Step 3 – If you like the answers you received to the above questions, the next step is to arrange a visit to the barn. During your tour of the facility, make sure you pay attention to the following points:
Overall Appearance – The facility doesn’t have to be fancy or 100 percent spotless, but at first impression the stables and yard should appear clean, tidy, and well maintained, as well as free of any obvious safety hazards such as broken boards, protruding nails, and miscellaneous clutter in horse-handling areas.
Barn Interior – Note and assess the appropriateness of the size and height of the stalls, type and amount of bedding used, and degree of cleanliness. Ideally, there should be plenty of natural light, and the air should smell clean and fresh, not musty, damp, or tinged with the odour of ammonia. Fire extinguishers should be installed in obvious locations.
Turnout – The turnout areas, whether paddocks or pastures, should be of adequate size, and the fencing made of a horse-safe material (not barbed wire), sturdy and in good repair. Paddock footing should be good quality material that drains well and is properly maintained, and pastures should not appear overgrazed or overrun by weeds. If the horses live outside, there should be adequate shelter for all the horses in each enclosure. All the turnout areas should appear as though cleaned regularly, without a build-up of manure.

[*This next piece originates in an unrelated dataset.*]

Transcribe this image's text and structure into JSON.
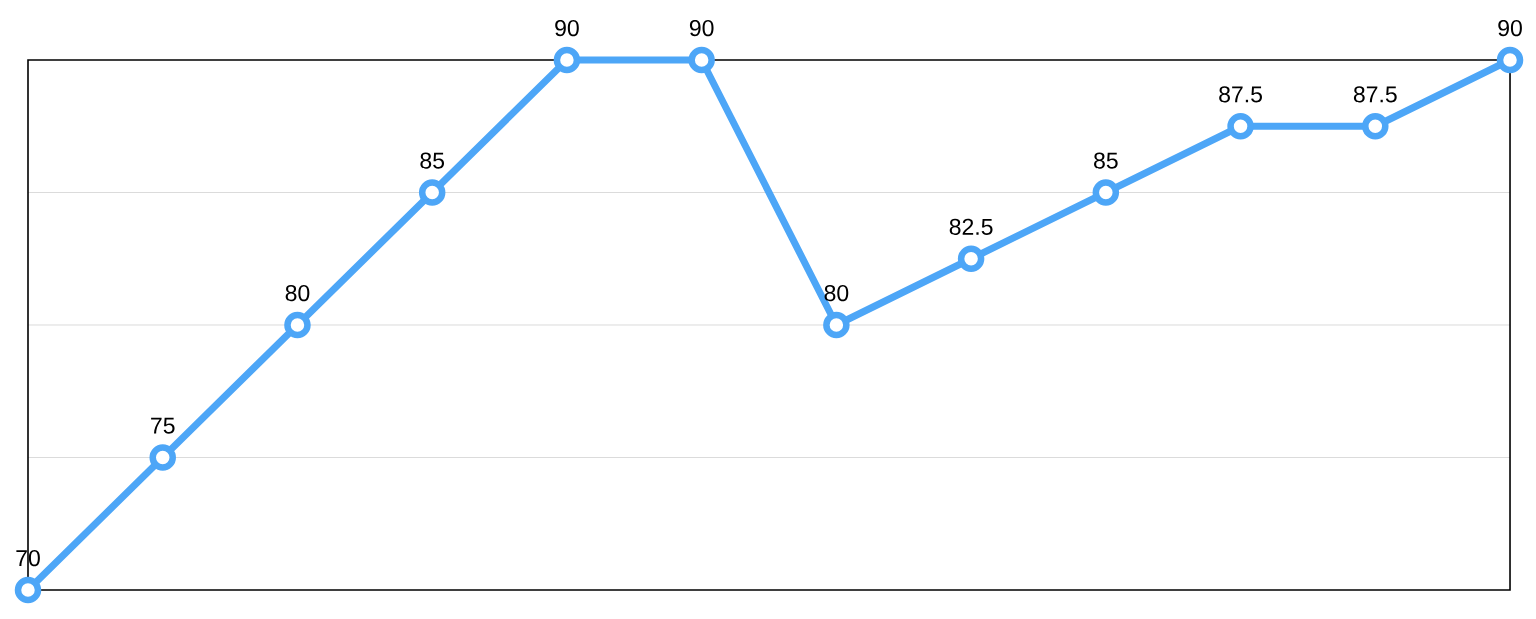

Other Horses – A boarding facility’s current equine residents are the best indicator of the quality of care it provides. If the other horses appear healthy, content, and well cared for, you likely won’t have to worry about your horse receiving substandard care.

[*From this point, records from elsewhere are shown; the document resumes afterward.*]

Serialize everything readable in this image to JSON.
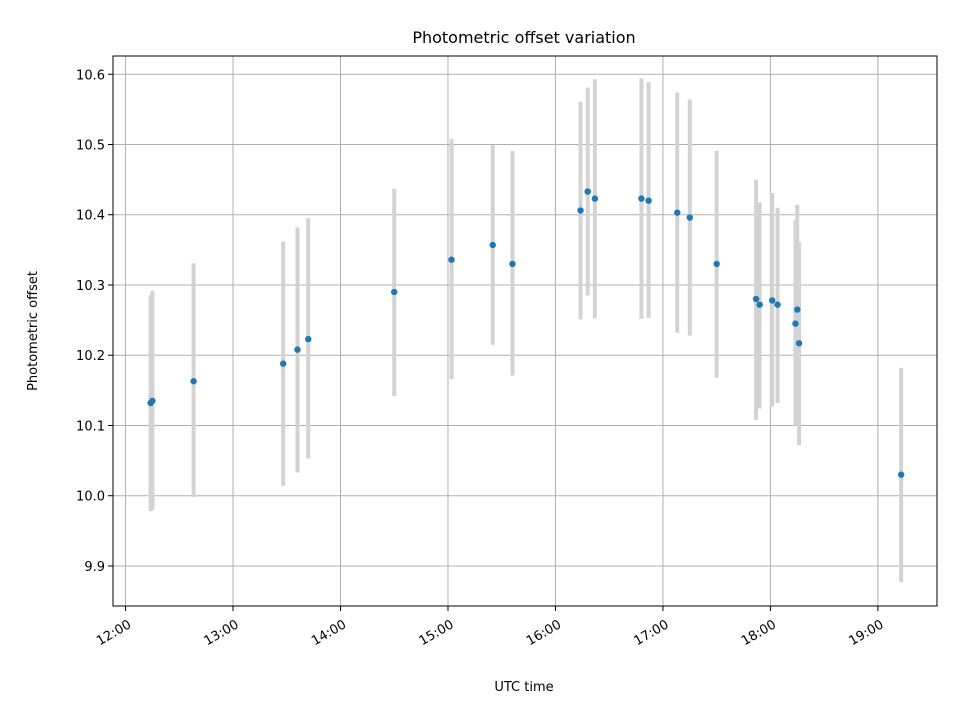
{
  "chart_data": {
    "type": "scatter",
    "title": "Photometric offset variation",
    "xlabel": "UTC time",
    "ylabel": "Photometric offset",
    "x_axis": "time",
    "xlim": [
      "11:53",
      "19:33"
    ],
    "ylim": [
      9.843,
      10.626
    ],
    "x_ticks": [
      "12:00",
      "13:00",
      "14:00",
      "15:00",
      "16:00",
      "17:00",
      "18:00",
      "19:00"
    ],
    "y_ticks": [
      9.9,
      10.0,
      10.1,
      10.2,
      10.3,
      10.4,
      10.5,
      10.6
    ],
    "grid": true,
    "colors": {
      "points": "#1f77b4",
      "errorbars": "#d3d3d3"
    },
    "points": [
      {
        "x": "12:14",
        "y": 10.132,
        "low": 9.978,
        "high": 10.285
      },
      {
        "x": "12:15",
        "y": 10.135,
        "low": 9.98,
        "high": 10.292
      },
      {
        "x": "12:38",
        "y": 10.163,
        "low": 9.998,
        "high": 10.331
      },
      {
        "x": "13:28",
        "y": 10.188,
        "low": 10.014,
        "high": 10.362
      },
      {
        "x": "13:36",
        "y": 10.208,
        "low": 10.033,
        "high": 10.382
      },
      {
        "x": "13:42",
        "y": 10.223,
        "low": 10.053,
        "high": 10.395
      },
      {
        "x": "14:30",
        "y": 10.29,
        "low": 10.142,
        "high": 10.437
      },
      {
        "x": "15:02",
        "y": 10.336,
        "low": 10.166,
        "high": 10.508
      },
      {
        "x": "15:25",
        "y": 10.357,
        "low": 10.215,
        "high": 10.499
      },
      {
        "x": "15:36",
        "y": 10.33,
        "low": 10.171,
        "high": 10.491
      },
      {
        "x": "16:14",
        "y": 10.406,
        "low": 10.251,
        "high": 10.561
      },
      {
        "x": "16:18",
        "y": 10.433,
        "low": 10.285,
        "high": 10.581
      },
      {
        "x": "16:22",
        "y": 10.423,
        "low": 10.253,
        "high": 10.593
      },
      {
        "x": "16:48",
        "y": 10.423,
        "low": 10.252,
        "high": 10.594
      },
      {
        "x": "16:52",
        "y": 10.42,
        "low": 10.253,
        "high": 10.589
      },
      {
        "x": "17:08",
        "y": 10.403,
        "low": 10.232,
        "high": 10.574
      },
      {
        "x": "17:15",
        "y": 10.396,
        "low": 10.228,
        "high": 10.564
      },
      {
        "x": "17:30",
        "y": 10.33,
        "low": 10.168,
        "high": 10.491
      },
      {
        "x": "17:52",
        "y": 10.28,
        "low": 10.108,
        "high": 10.45
      },
      {
        "x": "17:54",
        "y": 10.272,
        "low": 10.124,
        "high": 10.418
      },
      {
        "x": "18:01",
        "y": 10.278,
        "low": 10.127,
        "high": 10.431
      },
      {
        "x": "18:04",
        "y": 10.272,
        "low": 10.132,
        "high": 10.41
      },
      {
        "x": "18:14",
        "y": 10.245,
        "low": 10.1,
        "high": 10.392
      },
      {
        "x": "18:15",
        "y": 10.265,
        "low": 10.117,
        "high": 10.414
      },
      {
        "x": "18:16",
        "y": 10.217,
        "low": 10.072,
        "high": 10.361
      },
      {
        "x": "19:13",
        "y": 10.03,
        "low": 9.877,
        "high": 10.182
      }
    ]
  }
}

Other Boarders – If you get the chance to chat with the other boarders, ask them what they think of the barn. Not only will you likely collect valuable information about the facility itself, but you may also get a sense of the type of people that board there and whether you would enjoy their company.
Hay Quality – Assess the quality of the hay; high quality hay will be soft and flexible to the touch, fine-stemmed, leafy, green, fresh, and sweet-smelling. Hay that is brown, coarse, dusty, moldy, smells musty or fermented, or is full of weeds or debris is not suitable forage for horses.
Water Supply – Is there an adequate source of clean, fresh water in every stall, paddock, and pasture? Dirty or empty water buckets and troughs should be interpreted as a major red flag.
Arenas & Exercise Areas – The dimensions of the riding arenas, round pens, and any other exercise area should suit your purposes, and the footing should be of good quality, appropriate type, and well maintained. If you usually ride in the evenings, make sure the arena has good lighting.
Boarding Contract – At the end of your tour around the facility, ask for a copy of the barn’s boarding contract, which should outline the boarding rates and barn rules, and describe the rights and responsibilities of both the facility owner and yourself as the boarder. Take it home and read through it carefully to make sure that you would feel comfortable signing it if you end up deciding this boarding barn is your horse’s new home.
After visiting each potential, jot down the pros and cons of the facility, and any other relevant information. When you have visited all of your top candidates, compare your notes for each facility against your list of boarding priorities to determine the boarding barn that is the best fit for you and your horse.